2. Método, de acordo com a reivindicação 1, caracterizado pelo fato de que o anticorpo atua através do recrutamento do sistema imune do paciente para destruir célula tumorais, preferencialmente através de citotoxicidade mediada por células dependentes de anticorpos (ADCC) e/ou citotoxicidade dependente de complemento (CDC).

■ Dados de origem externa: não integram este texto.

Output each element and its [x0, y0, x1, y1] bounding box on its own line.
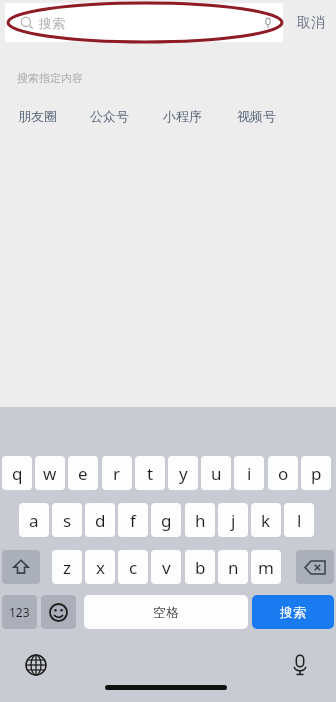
button[interactable]: u	[201, 456, 231, 490]
staticText: 朋友圈	[18, 108, 57, 124]
button[interactable]: Numbers	[2, 595, 37, 629]
staticText: 小程序	[163, 108, 202, 124]
button[interactable]: f	[118, 503, 148, 537]
button[interactable]: 搜索	[5, 3, 283, 42]
staticText: t	[147, 462, 154, 485]
button[interactable]: w	[35, 456, 65, 490]
staticText: u	[211, 462, 222, 485]
button[interactable]: p	[301, 456, 331, 490]
button[interactable]: q	[2, 456, 32, 490]
staticText: 搜索	[39, 15, 65, 31]
staticText: n	[228, 556, 239, 579]
staticText: 视频号	[237, 108, 276, 124]
button[interactable]: l	[284, 503, 314, 537]
staticText: e	[78, 462, 88, 485]
staticText: c	[129, 556, 138, 579]
staticText: b	[195, 556, 206, 579]
staticText: o	[278, 462, 289, 485]
button[interactable]: 搜索	[252, 595, 334, 629]
staticText: l	[297, 509, 302, 532]
button[interactable]: h	[185, 503, 215, 537]
button[interactable]: g	[151, 503, 181, 537]
staticText: a	[29, 509, 39, 532]
staticText: 公众号	[90, 108, 129, 124]
staticText: w	[43, 462, 57, 485]
button[interactable]: Backspace	[296, 550, 334, 584]
staticText: 空格	[153, 604, 179, 620]
button[interactable]: y	[168, 456, 198, 490]
button[interactable]: r	[102, 456, 132, 490]
button[interactable]: v	[151, 550, 181, 584]
button[interactable]: 视频号	[237, 106, 282, 126]
staticText: v	[162, 556, 171, 579]
staticText: 取消	[297, 14, 325, 32]
button[interactable]: d	[85, 503, 115, 537]
staticText: y	[179, 462, 188, 485]
staticText: 123	[9, 604, 30, 620]
button[interactable]: Shift	[2, 550, 40, 584]
staticText: s	[63, 509, 72, 532]
other: Voice search	[261, 16, 275, 30]
button[interactable]: 朋友圈	[18, 106, 63, 126]
staticText: 搜索指定内容	[17, 71, 83, 85]
button[interactable]: 小程序	[163, 106, 208, 126]
staticText: i	[247, 462, 252, 485]
staticText: q	[12, 462, 23, 485]
button[interactable]: m	[251, 550, 281, 584]
staticText: x	[96, 556, 105, 579]
button[interactable]: 取消	[288, 3, 334, 42]
button[interactable]: t	[135, 456, 165, 490]
staticText: f	[130, 509, 136, 532]
button[interactable]: n	[218, 550, 248, 584]
button[interactable]: j	[218, 503, 248, 537]
button[interactable]: a	[19, 503, 49, 537]
button[interactable]: o	[268, 456, 298, 490]
staticText: d	[95, 509, 106, 532]
button[interactable]: Emoji	[41, 595, 76, 629]
button[interactable]: 空格	[84, 595, 248, 629]
button[interactable]: 公众号	[90, 106, 135, 126]
staticText: m	[258, 556, 274, 579]
other: Shift	[13, 559, 29, 575]
button[interactable]: b	[185, 550, 215, 584]
button[interactable]: e	[68, 456, 98, 490]
button[interactable]: k	[251, 503, 281, 537]
button[interactable]: x	[85, 550, 115, 584]
button[interactable]: Change keyboard	[20, 649, 52, 681]
staticText: r	[113, 462, 121, 485]
button[interactable]: i	[234, 456, 264, 490]
staticText: k	[261, 509, 271, 532]
staticText: h	[195, 509, 206, 532]
button[interactable]: z	[52, 550, 82, 584]
staticText: p	[311, 462, 322, 485]
staticText: z	[63, 556, 71, 579]
staticText: g	[161, 509, 172, 532]
button[interactable]: Dictation	[284, 649, 316, 681]
button[interactable]: c	[118, 550, 148, 584]
staticText: j	[231, 509, 236, 532]
button[interactable]: s	[52, 503, 82, 537]
staticText: 搜索	[280, 604, 306, 620]
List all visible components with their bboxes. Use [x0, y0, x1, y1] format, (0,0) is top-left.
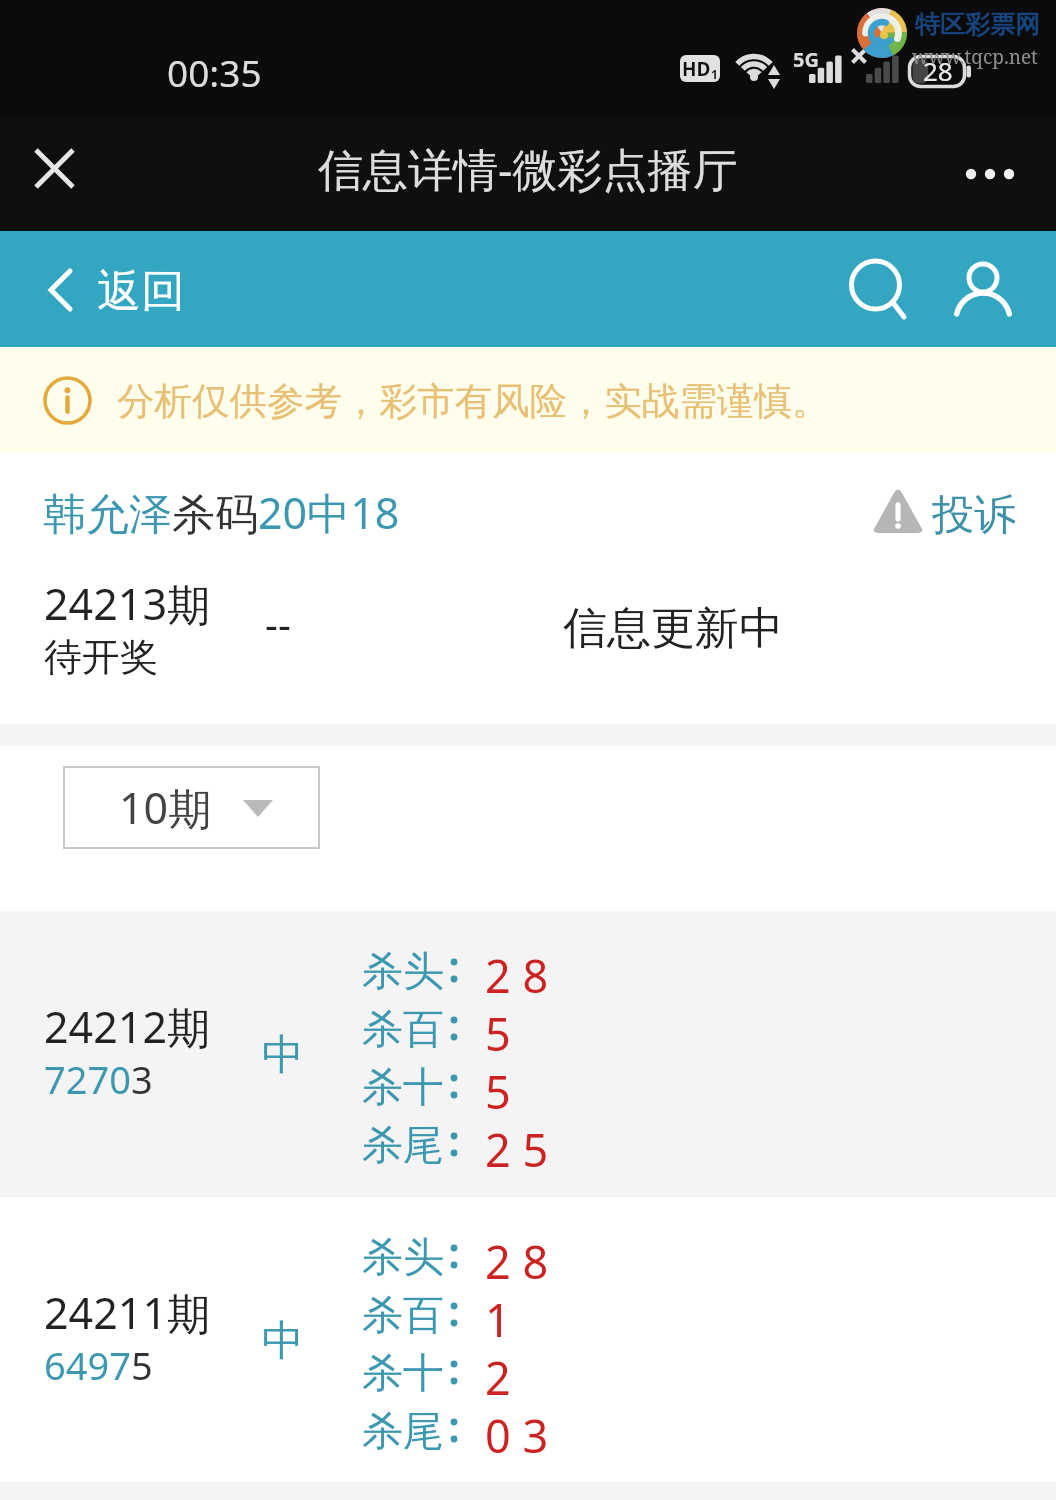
- staticText: 5G: [793, 46, 819, 73]
- button[interactable]: Close: [0, 116, 104, 231]
- staticText: 24211期: [44, 1283, 210, 1342]
- button[interactable]: 投诉: [870, 486, 1016, 539]
- staticText: 64975: [44, 1339, 153, 1391]
- button[interactable]: Search: [827, 231, 923, 347]
- staticText: 杀百: [362, 1290, 444, 1342]
- staticText: 72703: [44, 1053, 153, 1105]
- button[interactable]: 10期: [63, 766, 320, 849]
- button[interactable]: More options: [936, 116, 1056, 231]
- staticText: 5: [485, 1003, 511, 1064]
- staticText: HD: [682, 56, 711, 82]
- staticText: 10期: [119, 778, 212, 837]
- staticText: 28: [923, 53, 953, 88]
- button[interactable]: Account: [935, 234, 1031, 350]
- staticText: 分析仅供参考，彩市有风险，实战需谨慎。: [117, 378, 830, 425]
- staticText: 2: [485, 1347, 511, 1408]
- staticText: 2 8: [485, 1231, 549, 1292]
- staticText: --: [265, 596, 291, 650]
- staticText: 5: [485, 1061, 511, 1122]
- staticText: 2 5: [485, 1119, 549, 1180]
- staticText: 返回: [97, 264, 185, 319]
- button[interactable]: 24211期: [0, 1197, 1056, 1482]
- staticText: 中: [262, 1315, 304, 1368]
- staticText: 信息更新中: [563, 601, 783, 656]
- staticText: 24212期: [44, 997, 210, 1056]
- staticText: 1: [711, 66, 718, 82]
- staticText: 杀尾: [362, 1406, 444, 1458]
- staticText: 杀尾: [362, 1120, 444, 1172]
- staticText: 1: [485, 1289, 511, 1350]
- staticText: 投诉: [932, 489, 1016, 542]
- staticText: 00:35: [167, 47, 262, 97]
- staticText: 中: [262, 1029, 304, 1082]
- staticText: 杀头: [362, 1232, 444, 1284]
- staticText: www.tqcp.net: [912, 44, 1038, 70]
- staticText: 杀头: [362, 946, 444, 998]
- staticText: 2 8: [485, 945, 549, 1006]
- staticText: 24213期: [44, 574, 210, 633]
- button[interactable]: 返回: [0, 231, 210, 347]
- staticText: 信息详情-微彩点播厅: [318, 138, 738, 199]
- staticText: 0 3: [485, 1405, 549, 1466]
- staticText: 韩允泽杀码20中18: [43, 483, 400, 542]
- staticText: 杀十: [362, 1062, 444, 1114]
- staticText: 特区彩票网: [915, 9, 1040, 40]
- staticText: 杀百: [362, 1004, 444, 1056]
- button[interactable]: 24212期: [0, 911, 1056, 1197]
- staticText: 待开奖: [44, 633, 158, 681]
- staticText: 杀十: [362, 1348, 444, 1400]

3. Método, de acordo com a reivindicação 1 ou 2, caracterizado pelo fato de que o anticorpo compreende uma cadeia pesada compreendendo uma sequência de aminoácidos representada pela SEQ ID NO: 17 ou 51 ou um seu fragmento e uma cadeia leve compreendendo uma sequência de aminoácidos representada pela SEQ ID. NO: 24 ou um seu fragmento.
4. Uso de um anticorpo que se liga a CLDN18.2 caracterizado pelo fato de que é para a preparação de um medicamento para utilização no tratamento de um paciente com câncer possuindo um tumor o qual é positivo para CLDN18.2, em que o paciente configura-se por ter um risco reduzido de não ser um respondedor ao tratamento com o anticorpo, em que o risco reduzido é avaliado através da determinação do genótipo para um ou mais polimorfismos de um único nucleotídeo selecionados a partir do grupo que consiste em MUC1 rs4072037, IL-10 rs1800896, DNMT3A rs 1550117, SMAD4 rs 12456284, EGF rs4444903, CDH1 rs16260 e ERCC1 rs11 obtido de uma amostra do paciente, em que o risco reduzido é indicado em uma amostra de tumor obtida do paciente pela (a) a presença do genótipo homozigótico rs4072037 [AA] de MUC1; (b) a presença do genótipo IL-10 rs1800896 [GG] homozigótico; (c) a presença do genótipo heterozigótico DNMT3A rs1550117 [GA]; (d) a presença do genótipo heterozigótico SMAD4 rs12456284 [GA]; (e) a presença do genótipo rs4444903 [AA] homozigótico de EGF; (f) a presença do genótipo CDH1 rs16260 [AA] homozigótico; e (g) a presença do genótipo homozigótico ERCC1 rs11615 [TT.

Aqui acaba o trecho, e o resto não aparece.